CHENNAI: Becoming a parent is a momentous shift of seismic proportions. Everything changes: the way you perceive yourself, your spouse, how long you take to shower and your stand on Fruit Loops as a valid food group. As we become parents, another equally important transformation takes place: our parents become grandparents.

WOLD.jpgBecoming a grandparent is a big deal, and many Indian grandparents want to and expect to play a prominent role in how their grandkids are raised. But, as a recent conversation made me realise, as Gen Xers and millennials become parents, things are not quite the same as before.

With a plethora of parenting styles to identify with, books, blogs and columns (er-herm) to read, online groups to join and post-natal experts to consult, how many new parents still identify with the home-made remedies and child-rearing techniques their parents subscribed to? Plus, with women choosing to have children later in life, they no longer see themselves as young and clueless needing constant guidance and support from their mothers.

So what happens when mothers, mother-in-laws, and in some what-were-you-smoking-when-you-agreed-to-it instances, both of them, come to help post-delivery? Ideologies clash, tempers flare, tears are shed, sulks come out and doors are slammed.

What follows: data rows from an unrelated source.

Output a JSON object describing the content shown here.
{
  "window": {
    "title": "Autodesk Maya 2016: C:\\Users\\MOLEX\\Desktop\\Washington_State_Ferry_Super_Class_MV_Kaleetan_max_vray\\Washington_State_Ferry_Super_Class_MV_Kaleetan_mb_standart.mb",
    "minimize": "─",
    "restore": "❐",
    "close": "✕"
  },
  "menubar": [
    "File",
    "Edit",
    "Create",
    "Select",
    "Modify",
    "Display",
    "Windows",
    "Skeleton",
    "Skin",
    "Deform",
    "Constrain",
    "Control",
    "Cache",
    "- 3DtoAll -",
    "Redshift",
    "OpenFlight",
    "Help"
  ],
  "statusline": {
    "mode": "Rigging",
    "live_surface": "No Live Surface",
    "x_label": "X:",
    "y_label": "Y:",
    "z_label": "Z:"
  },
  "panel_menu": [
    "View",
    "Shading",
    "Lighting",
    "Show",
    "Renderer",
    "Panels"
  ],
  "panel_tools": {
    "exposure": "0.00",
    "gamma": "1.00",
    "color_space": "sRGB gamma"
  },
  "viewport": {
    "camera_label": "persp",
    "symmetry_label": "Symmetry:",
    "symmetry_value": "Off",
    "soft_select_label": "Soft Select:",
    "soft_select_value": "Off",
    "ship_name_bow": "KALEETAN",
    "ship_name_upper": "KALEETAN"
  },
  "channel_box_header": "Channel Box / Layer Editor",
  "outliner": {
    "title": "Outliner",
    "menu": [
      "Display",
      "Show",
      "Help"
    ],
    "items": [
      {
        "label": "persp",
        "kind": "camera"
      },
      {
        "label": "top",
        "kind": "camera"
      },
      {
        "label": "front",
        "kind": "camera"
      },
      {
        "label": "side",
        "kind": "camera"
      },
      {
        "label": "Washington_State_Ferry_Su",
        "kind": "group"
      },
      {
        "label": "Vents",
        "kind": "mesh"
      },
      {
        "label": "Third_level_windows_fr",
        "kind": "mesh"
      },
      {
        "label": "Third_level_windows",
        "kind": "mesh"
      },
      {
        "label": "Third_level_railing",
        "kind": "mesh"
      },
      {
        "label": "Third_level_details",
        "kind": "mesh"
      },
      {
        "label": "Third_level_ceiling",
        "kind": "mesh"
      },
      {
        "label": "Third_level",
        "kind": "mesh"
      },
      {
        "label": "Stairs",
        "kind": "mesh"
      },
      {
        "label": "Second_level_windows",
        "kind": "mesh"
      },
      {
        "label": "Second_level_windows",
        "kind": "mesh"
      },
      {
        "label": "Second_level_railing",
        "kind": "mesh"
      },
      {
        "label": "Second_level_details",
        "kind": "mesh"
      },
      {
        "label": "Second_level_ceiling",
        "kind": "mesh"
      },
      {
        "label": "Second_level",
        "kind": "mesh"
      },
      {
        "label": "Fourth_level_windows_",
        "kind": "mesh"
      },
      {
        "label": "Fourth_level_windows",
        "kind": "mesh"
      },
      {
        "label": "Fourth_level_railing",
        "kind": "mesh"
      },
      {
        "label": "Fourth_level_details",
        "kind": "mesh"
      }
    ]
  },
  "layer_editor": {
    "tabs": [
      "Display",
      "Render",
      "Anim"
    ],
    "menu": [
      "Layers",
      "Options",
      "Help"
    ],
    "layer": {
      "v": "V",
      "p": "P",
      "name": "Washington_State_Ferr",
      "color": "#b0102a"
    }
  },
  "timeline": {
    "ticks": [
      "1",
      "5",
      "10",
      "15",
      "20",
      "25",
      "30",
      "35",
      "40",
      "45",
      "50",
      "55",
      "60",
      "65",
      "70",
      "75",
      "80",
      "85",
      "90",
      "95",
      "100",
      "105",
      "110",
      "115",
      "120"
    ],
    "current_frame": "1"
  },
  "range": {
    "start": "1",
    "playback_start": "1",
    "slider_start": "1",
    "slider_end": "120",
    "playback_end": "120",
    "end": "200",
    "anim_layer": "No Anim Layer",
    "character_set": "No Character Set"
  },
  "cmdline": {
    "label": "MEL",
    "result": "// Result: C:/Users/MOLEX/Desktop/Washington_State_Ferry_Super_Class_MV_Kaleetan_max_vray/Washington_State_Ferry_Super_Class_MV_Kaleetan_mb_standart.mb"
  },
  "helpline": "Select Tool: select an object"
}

It’s kind of like being 16 all over again.

If, as a young parent you have definite ideas about how you want to do things and they are the opposite of what your mother has in mind then discuss them before the baby arrives. Also, know that it’s okay to veer off the path set down by the best-selling author of the book on how to raise genius babies.

The great thing about parenting, is that there is no one right way. If you’d like to have boundaries, be gentle but firm when you set them down. In hindsight, I would have liked to curb the steady flow of aunties into my bedroom when I was nursing who waxed eloquent about the joys of breast-feeding their sons till they were 3 (and that’s why they still love their mommies so much. I know. Ewww!)

My friends and I ask each other if we will be like our mothers, putting our lives on hold to come and care for our grandchildren. But the question we should really be asking ourselves is will our children want us to?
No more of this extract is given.